Retiring ports.php

Ryan Schmidt ryandesign at macports.org
Sat Aug 17 00:04:28 UTC 2019



On Aug 15, 2019, at 09:06, Mojca Miklavec wrote:

> On Thu, 15 Aug 2019 at 15:27, Joshua Root wrote:
>> 
>> I think ports.macports.org is already clearly superior to ports.php, so
>> we should change the Available Ports link to point there. However, we
>> should not remove ports.php so as not to break existing links. I think
>> we should make ports.php queries redirect to the corresponding p.m.o URL
>> when possible (it won't always be possible since ports.php lets you
>> search more fields).
> 
> What about specifying what is still missing and adding that
> functionality to the new app?
> 
>> Thoughts?
> 
> I would definitely like to get a clear visible link to the main
> website, as well as some post to macports-users and macports-announce.
> Potentially we could even keep both sites for a little while. But what
> would also be nice to do is some ability to back-link to the main
> website from ports. Do we have someone with clear suggestions about
> the landing page of ports.macports.org?
> 
>    https://github.com/macports/macports-webapp/issues/47
> 
> ports.php is simply part of the main page, so it's easy to keep
> navigating to other parts of the site; we would need to add something
> to the new app as well. Some kind of top / global menu, and definitely
> improving the landing page.

> At the same time it would also be nice to revive the discussion about
> improving the overall design.
>    https://github.com/constantin-p/macports-site/issues/1
>    https://constantin-p.github.io/macports-site/
> and converge to the design & content that we "all" want :)

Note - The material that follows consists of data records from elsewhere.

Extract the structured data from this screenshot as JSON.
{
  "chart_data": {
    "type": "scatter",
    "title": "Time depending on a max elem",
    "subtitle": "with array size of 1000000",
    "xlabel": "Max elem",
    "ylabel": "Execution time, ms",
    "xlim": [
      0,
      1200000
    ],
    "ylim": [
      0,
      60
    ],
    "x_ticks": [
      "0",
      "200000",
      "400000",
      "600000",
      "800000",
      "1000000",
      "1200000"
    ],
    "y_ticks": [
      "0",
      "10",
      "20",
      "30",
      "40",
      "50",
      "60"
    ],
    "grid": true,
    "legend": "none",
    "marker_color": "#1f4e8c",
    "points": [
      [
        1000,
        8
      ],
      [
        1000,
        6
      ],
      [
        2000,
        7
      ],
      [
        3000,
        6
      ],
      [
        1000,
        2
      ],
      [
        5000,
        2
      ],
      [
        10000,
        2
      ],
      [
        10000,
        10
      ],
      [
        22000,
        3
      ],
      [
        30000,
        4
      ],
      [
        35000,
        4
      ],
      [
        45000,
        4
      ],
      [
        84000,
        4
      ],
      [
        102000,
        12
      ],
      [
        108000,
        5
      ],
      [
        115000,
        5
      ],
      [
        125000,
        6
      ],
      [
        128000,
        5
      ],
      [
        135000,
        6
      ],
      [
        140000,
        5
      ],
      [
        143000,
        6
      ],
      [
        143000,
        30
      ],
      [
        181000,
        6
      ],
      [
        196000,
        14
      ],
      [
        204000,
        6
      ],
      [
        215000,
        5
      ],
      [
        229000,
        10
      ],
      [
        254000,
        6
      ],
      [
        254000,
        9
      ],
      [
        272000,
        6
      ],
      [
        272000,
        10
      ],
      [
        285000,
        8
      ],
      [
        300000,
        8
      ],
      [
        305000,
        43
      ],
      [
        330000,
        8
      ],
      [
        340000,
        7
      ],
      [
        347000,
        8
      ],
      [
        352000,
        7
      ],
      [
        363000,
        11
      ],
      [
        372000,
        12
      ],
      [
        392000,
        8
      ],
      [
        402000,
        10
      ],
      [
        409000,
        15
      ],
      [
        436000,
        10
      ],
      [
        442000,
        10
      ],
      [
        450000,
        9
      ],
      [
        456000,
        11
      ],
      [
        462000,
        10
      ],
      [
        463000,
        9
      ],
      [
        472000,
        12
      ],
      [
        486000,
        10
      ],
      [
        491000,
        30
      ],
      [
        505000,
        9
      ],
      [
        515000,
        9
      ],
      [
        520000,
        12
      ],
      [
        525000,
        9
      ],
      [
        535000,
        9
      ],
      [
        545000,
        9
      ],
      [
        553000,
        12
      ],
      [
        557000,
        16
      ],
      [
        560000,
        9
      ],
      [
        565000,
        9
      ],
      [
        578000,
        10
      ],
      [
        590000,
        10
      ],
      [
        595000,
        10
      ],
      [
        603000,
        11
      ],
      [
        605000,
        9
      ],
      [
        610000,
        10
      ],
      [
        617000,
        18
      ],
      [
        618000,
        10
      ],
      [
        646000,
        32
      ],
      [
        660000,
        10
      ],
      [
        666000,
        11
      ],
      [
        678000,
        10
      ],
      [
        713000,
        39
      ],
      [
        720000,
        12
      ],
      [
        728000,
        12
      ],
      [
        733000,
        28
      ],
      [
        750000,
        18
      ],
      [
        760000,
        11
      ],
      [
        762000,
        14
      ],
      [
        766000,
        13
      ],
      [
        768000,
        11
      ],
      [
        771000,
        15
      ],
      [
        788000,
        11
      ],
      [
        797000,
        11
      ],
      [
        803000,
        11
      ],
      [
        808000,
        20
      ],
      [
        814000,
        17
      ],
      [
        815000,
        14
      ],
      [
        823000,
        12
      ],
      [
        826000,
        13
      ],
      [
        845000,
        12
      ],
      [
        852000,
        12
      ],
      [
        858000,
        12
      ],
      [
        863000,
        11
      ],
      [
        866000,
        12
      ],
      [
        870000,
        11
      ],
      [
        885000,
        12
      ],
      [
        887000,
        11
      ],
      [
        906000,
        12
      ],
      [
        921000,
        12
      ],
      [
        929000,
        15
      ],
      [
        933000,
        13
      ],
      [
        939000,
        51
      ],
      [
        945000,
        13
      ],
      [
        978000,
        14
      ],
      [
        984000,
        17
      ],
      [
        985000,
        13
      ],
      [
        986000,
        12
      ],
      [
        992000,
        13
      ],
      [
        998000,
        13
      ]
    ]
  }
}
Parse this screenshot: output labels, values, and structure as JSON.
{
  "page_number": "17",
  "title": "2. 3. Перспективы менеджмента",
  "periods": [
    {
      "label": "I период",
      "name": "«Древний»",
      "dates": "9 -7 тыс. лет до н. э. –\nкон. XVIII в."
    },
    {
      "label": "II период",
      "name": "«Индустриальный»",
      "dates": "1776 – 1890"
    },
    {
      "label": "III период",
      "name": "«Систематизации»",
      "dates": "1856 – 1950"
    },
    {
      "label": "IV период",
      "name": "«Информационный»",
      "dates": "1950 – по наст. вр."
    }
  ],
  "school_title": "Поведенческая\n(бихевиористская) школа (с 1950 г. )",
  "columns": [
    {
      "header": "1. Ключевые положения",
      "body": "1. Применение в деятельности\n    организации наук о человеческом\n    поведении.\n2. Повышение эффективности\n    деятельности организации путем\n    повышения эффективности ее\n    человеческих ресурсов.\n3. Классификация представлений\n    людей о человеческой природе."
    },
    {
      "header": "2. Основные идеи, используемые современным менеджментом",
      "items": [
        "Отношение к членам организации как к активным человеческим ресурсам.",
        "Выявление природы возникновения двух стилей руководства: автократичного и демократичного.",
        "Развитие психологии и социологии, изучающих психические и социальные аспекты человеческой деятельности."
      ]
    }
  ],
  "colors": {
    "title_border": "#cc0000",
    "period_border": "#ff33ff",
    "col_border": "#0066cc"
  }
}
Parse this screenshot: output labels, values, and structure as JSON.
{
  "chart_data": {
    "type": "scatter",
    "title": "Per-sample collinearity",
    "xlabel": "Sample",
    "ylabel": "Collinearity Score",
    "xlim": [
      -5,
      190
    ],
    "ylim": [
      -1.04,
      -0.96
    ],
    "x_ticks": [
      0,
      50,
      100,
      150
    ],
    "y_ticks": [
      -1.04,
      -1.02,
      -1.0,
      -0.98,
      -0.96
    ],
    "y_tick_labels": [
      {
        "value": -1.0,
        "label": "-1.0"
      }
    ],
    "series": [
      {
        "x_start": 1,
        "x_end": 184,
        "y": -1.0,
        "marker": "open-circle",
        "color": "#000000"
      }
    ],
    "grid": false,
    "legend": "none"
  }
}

I am pleased that a better ports web app and main web site are being worked on, but I have not been following their development and won't be doing so due to spending time on other interests.

The new web site looks great. I haven't examined it in detail so I don't know how it compares to our current site in terms of content: what it has, what it doesn't yet have that it later will, what it doesn't have from the old site that has been decided is unnecessary.

The ports web app looks pretty good too, and certainly better than ports.php.

I agree that once the new ports web app is thought to be ready, old ports.php links should be redirected to the new web app, (rather than serving effectively duplicate content, or answering with a 404 not found), where the new app provides the same functionality as the old. We can do the redirects by editing ports.php (which might be easier to start with, especially while we want to redirect some links but not others) or by creating web server rules (which we may want to move to once all links are redirects, since we may want to get rid of the php engine entirely at that point, if we move to GitHub Pages hosting for the rest of the site.) I agree that some of the old ports.php functionality needn't be preserved. For example, ports.php search expressions can use MySQL syntax [1], which I would just as soon not expose to users going forward.

My hope is that all of our web pages adopt a unified navigation header. Some time ago I tried to think about what such a navigation header would contain, but it is difficult to encompass all of our sites in a way that makes sense, is not too wide, and is not overwhelming to casual users. I thought it might be worth thinking about classifying links as either "for users" or "for developers", so that casual users needn't encounter developer links unless they visit a developer-centric site like the buildbot, but it's not always easy to draw the line (e.g. Trac is for both users and developers).

Note that the ports web app needn't be a separate hostname. If we want it to be at www.macports.org/ports, for example, we can do that by adding web server rules in the CDN interface. We already do this to map /news/ to GitHub Pages while the rest goes to Apache on Braeburn.